Karen nickte. »Ja, ich bin fertig. Clint, würdest du …?«
Ruckartig drehte er sich um und stapfte zum Sofa zurück. Der Schmerz in seinem Herzen hatte den in seinem Bein verdrängt, sein ganzer Körper war wie betäubt. Wortlos hob er sie hoch und trug sie zur Tür.
Er blickte Cranton an und deutete mit dem Kopf zu dem Rucksack, der neben der Tür stand. »Das ist ihr Gepäck.« Damit ging er hinaus und überließ es dem Agenten, sich darum zu kümmern.
In der Einfahrt wartete ein FBI-Fahrzeug mit laufendem Motor, hinter dem Steuer saß ein weiterer Agent.
Clint setzte Karen vorsichtig auf den Rücksitz und hockte sich dann vor sie auf den Boden. Seine Hände umfassten ihre. »Was meinst du, wie lange dauert es, die Angelegenheit zu regeln?«
»Ich weiß es nicht.«
»Wann sehe ich dich wieder?«
Karen schluckte hart, zwang sich aber, in seine Augen zu blicken. »Ich glaube nicht, dass es gut wäre, wenn wir uns wiedersehen.«
Clint zuckte zurück, als hätte sie ihn geschlagen. »Sag das noch einmal!«
Karen befeuchtete ihre trockenen Lippen. »Ich denke nicht …«
Clint unterbrach sie. »Genug! Das reicht!« Er atmete tief durch. »Du denkst nicht, dass wir hier vielleicht etwas Besonderes hatten? Dass es sich lohnt zu sehen, wohin es uns führen wird?«
»Doch, das denke ich. Aber ich weiß auch, dass ich nach Washington gehöre und du hierher! Es ist besser, es jetzt gleich zu beenden, solange wir noch können.«
Clints Gesicht versteinerte sich. »So einfach ist das also für dich?«
Karen brach das Herz, als sie sah, wie er seine Gefühle langsam tief in sich verschloss. Tränen tropften auf ihre im Schoß verkrampften Hände.

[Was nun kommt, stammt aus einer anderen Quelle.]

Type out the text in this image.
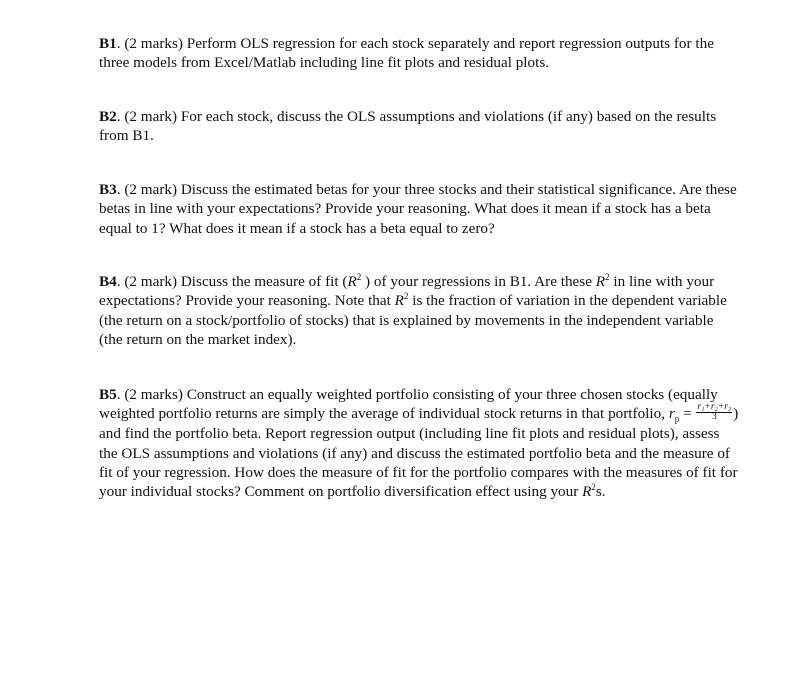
B1. (2 marks) Perform OLS regression for each stock separately and report regression outputs for the three models from Excel/Matlab including line fit plots and residual plots.
B2. (2 mark) For each stock, discuss the OLS assumptions and violations (if any) based on the results from B1.
B3. (2 mark) Discuss the estimated betas for your three stocks and their statistical significance. Are these betas in line with your expectations? Provide your reasoning. What does it mean if a stock has a beta equal to 1? What does it mean if a stock has a beta equal to zero?
B4. (2 mark) Discuss the measure of fit ($R^2$ ) of your regressions in B1. Are these $R^2$ in line with your expectations? Provide your reasoning. Note that $R^2$ is the fraction of variation in the dependent variable (the return on a stock/portfolio of stocks) that is explained by movements in the independent variable (the return on the market index).
B5. (2 marks) Construct an equally weighted portfolio consisting of your three chosen stocks (equally weighted portfolio returns are simply the average of individual stock returns in that portfolio, $r_p = \frac{\text{r₁+r₂+r₃}}{3}$ ) and find the portfolio beta. Report regression output (including line fit plots and residual plots), assess the OLS assumptions and violations (if any) and discuss the estimated portfolio beta and the measure of fit of your regression. How does the measure of fit for the portfolio compares with the measures of fit for your individual stocks? Comment on portfolio diversification effect using your $R^2s$.
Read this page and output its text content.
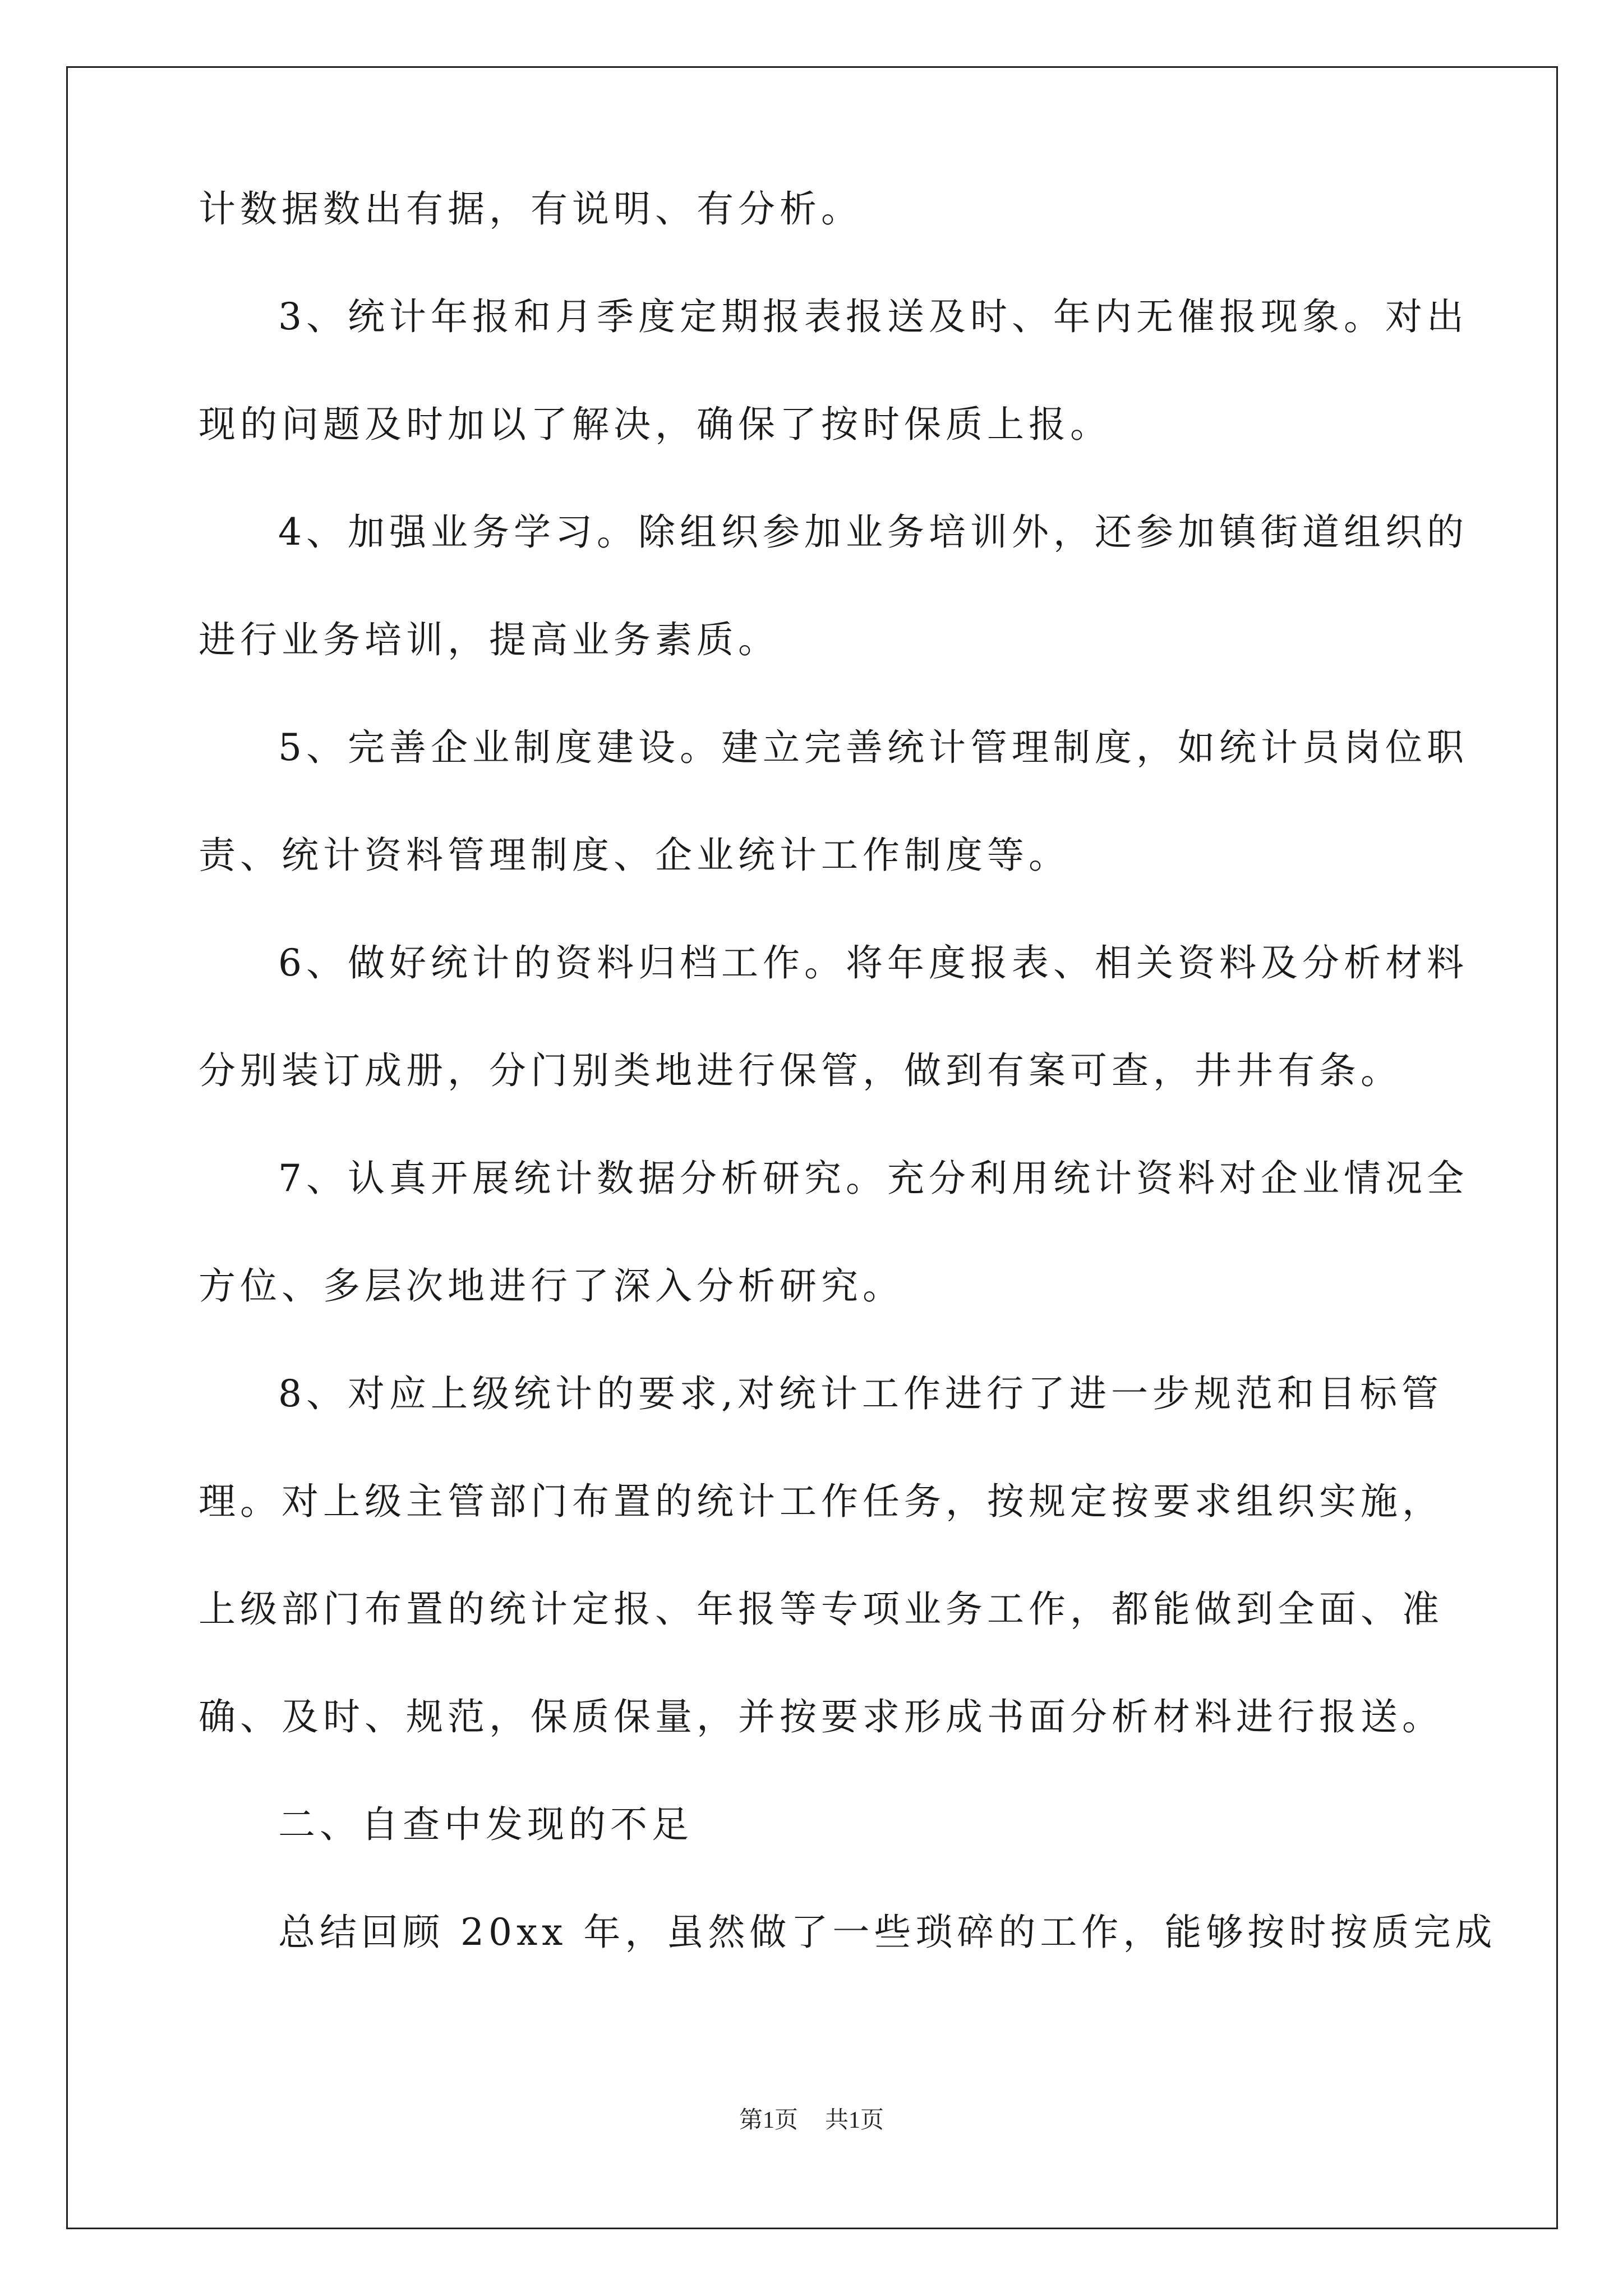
计数据数出有据，有说明、有分析。
3、统计年报和月季度定期报表报送及时、年内无催报现象。对出
现的问题及时加以了解决，确保了按时保质上报。
4、加强业务学习。除组织参加业务培训外，还参加镇街道组织的
进行业务培训，提高业务素质。
5、完善企业制度建设。建立完善统计管理制度，如统计员岗位职
责、统计资料管理制度、企业统计工作制度等。
6、做好统计的资料归档工作。将年度报表、相关资料及分析材料
分别装订成册，分门别类地进行保管，做到有案可查，井井有条。
7、认真开展统计数据分析研究。充分利用统计资料对企业情况全
方位、多层次地进行了深入分析研究。
8、对应上级统计的要求,对统计工作进行了进一步规范和目标管
理。对上级主管部门布置的统计工作任务，按规定按要求组织实施，
上级部门布置的统计定报、年报等专项业务工作，都能做到全面、准
确、及时、规范，保质保量，并按要求形成书面分析材料进行报送。
二、自查中发现的不足
总结回顾 20xx 年，虽然做了一些琐碎的工作，能够按时按质完成
第1页 共1页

»Nein, so schwer.« Mit einer letzten Anstrengung zog sie die Autotür zu, während Clint zögernd zurücktrat.
Agent Cranton hatte sich von ihnen unbemerkt auf den Beifahrersitz gesetzt und gab dem Fahrer nun ein Zeichen loszufahren. Karen sah durch die Rückscheibe, wie Clint im Staub der Auffahrt zurückblieb und dem Wagen hinterherstarrte. Sie schlug die Hände vor das Gesicht und sank in sich zusammen. Mein Gott, wie konnte sie ihn verlassen, nach dem, was sie zusammen erlebt hatten? Jetzt, wo er ihr seine Liebe gestanden hatte? Aber sie musste zurück, ihr Job und ihr Land verlangten es von ihr. Ein riesiger Druck lastete auf ihrer Brust, sie konnte kaum atmen. Mehr als einmal fühlte sie Crantons Blick auf sich, doch es gelang ihr nicht, die Tränen zu unterdrücken, die ihr über die Wangen liefen.

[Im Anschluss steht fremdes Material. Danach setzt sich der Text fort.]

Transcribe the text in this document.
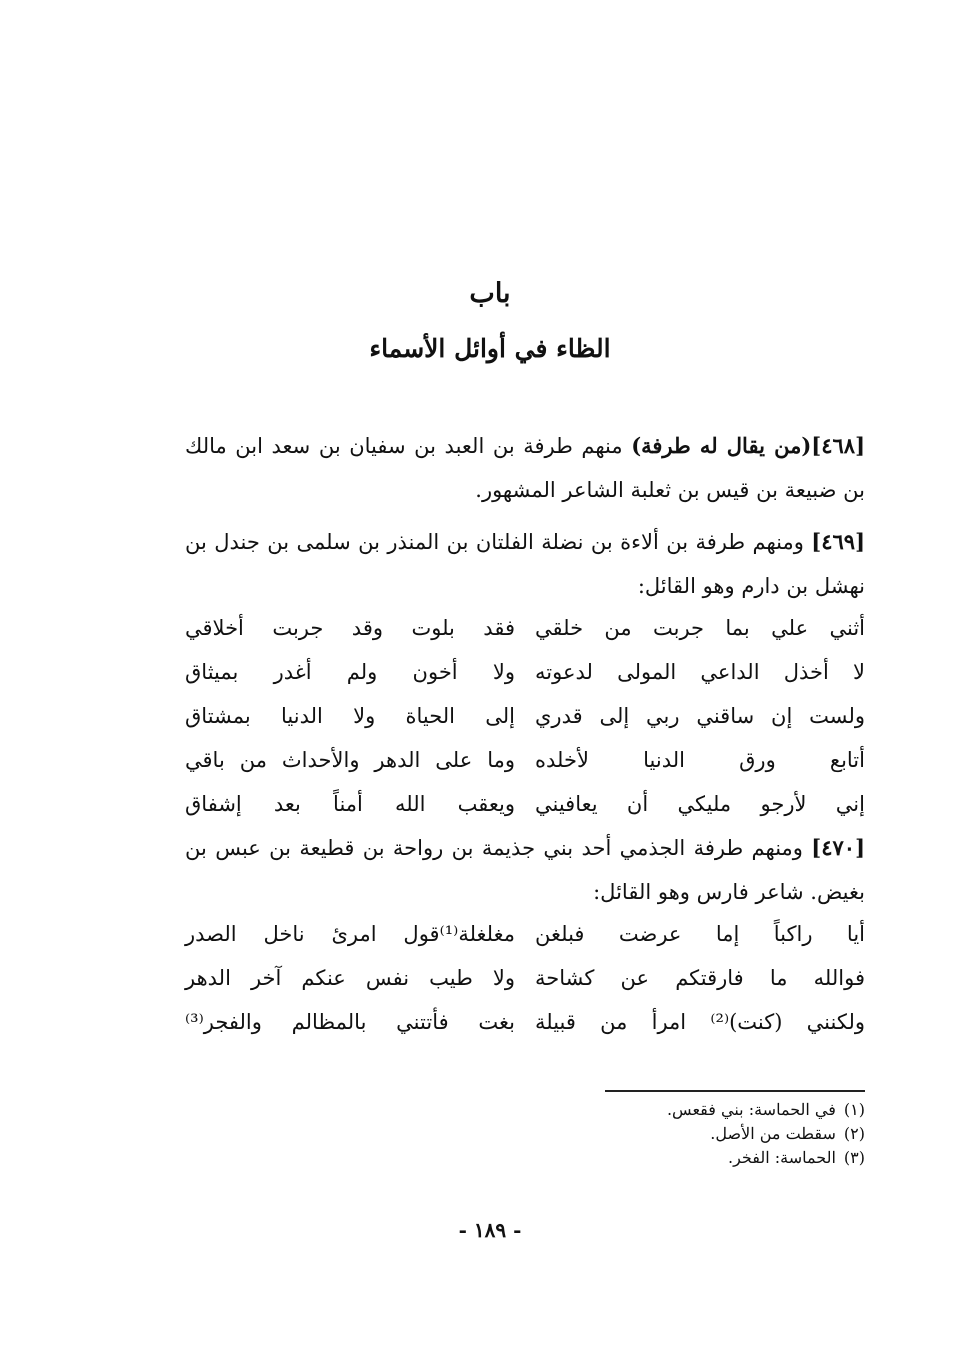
باب
الظاء في أوائل الأسماء
[٤٦٨](من يقال له طرفة) منهم طرفة بن العبد بن سفيان بن سعد ابن مالك بن ضبيعة بن قيس بن ثعلبة الشاعر المشهور.
[٤٦٩] ومنهم طرفة بن ألاءة بن نضلة الفلتان بن المنذر بن سلمى بن جندل بن نهشل بن دارم وهو القائل:
أثني علي بما جربت من خلقي
فقد بلوت وقد جربت أخلاقي
لا أخذل الداعي المولى لدعوته
ولا أخون ولم أغدر بميثاق
ولست إن ساقني ربي إلى قدري
إلى الحياة ولا الدنيا بمشتاق
أتابع ورق الدنيا لأخلده
وما على الدهر والأحداث من باقي
إني لأرجو مليكي أن يعافيني
ويعقب الله أمناً بعد إشفاق
[٤٧٠] ومنهم طرفة الجذمي أحد بني جذيمة بن رواحة بن قطيعة بن عبس بن بغيض. شاعر فارس وهو القائل:
أيا راكباً إما عرضت فبلغن
مغلغلة⁽¹⁾قول امرئ ناخل الصدر
فوالله ما فارقتكم عن كشاحة
ولا طيب نفس عنكم آخر الدهر
ولكنني (كنت)⁽²⁾ امرأ من قبيلة
بغت فأتتني بالمظالم والفجر⁽³⁾
(١)في الحماسة: بني فقعس.
(٢)سقطت من الأصل.
(٣)الحماسة: الفخر.
- ١٨٩ -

Eine Woche war vergangen, seit Matt und Karen am gleichen Tag verschwunden waren. Während Shannon wie besessen Tag und Nacht an ihrem neuesten Buch schrieb und so ihre Gefühle ausdrückte, hatte Clint seinen Kummer und seine Wut fest in sich verschlossen. Äußerlich war er wieder wie zu der Zeit, bevor Karen aufgetaucht war. Er lächelte nie und behielt seine Gedanken strikt für sich. Doch einen Unterschied gab es: Vorher war er selten schlecht gelaunt gewesen, jetzt jedoch immerzu. Alle machten einen möglichst weiten Bogen um ihn und sprachen ihn nur an, wenn es gar nicht anders ging.
Nach und nach waren die Familienmitglieder wieder abgereist, bis nur noch Shane und Autumn übrig waren, die sich für eine ganze Woche von ihren Pflichten als Ranger im Arches National Park hatten befreien lassen. Doch jetzt rückte auch ihre Abreise näher, und Shane hielt Clints schlechte Laune einfach nicht mehr aus. Kurz entschlossen folgte er seinem Bruder in den Stall.
Während er darauf wartete, dass sich seine Augen dem Halbdunkel im Gebäude anpassten, überlegte er, wie er Clint helfen konnte. In den ganzen dreiunddreißig Jahren, die er ihn nun kannte, hatte er seinen Bruder noch nie in einer solchen Stimmung erlebt. Nicht einmal zu der Zeit, als er vor vier Jahren überraschend auf die Ranch zurückgekommen und dort geblieben war. Was, wie Shane erst seit letztem Jahr wusste, mit seinem Ausstieg aus dem SEAL-Team zusammengehangen hatte. Aber selbst damals war er nur in sich gekehrt gewesen und hatte nicht diese große Wut und Verzweiflung ausgestrahlt.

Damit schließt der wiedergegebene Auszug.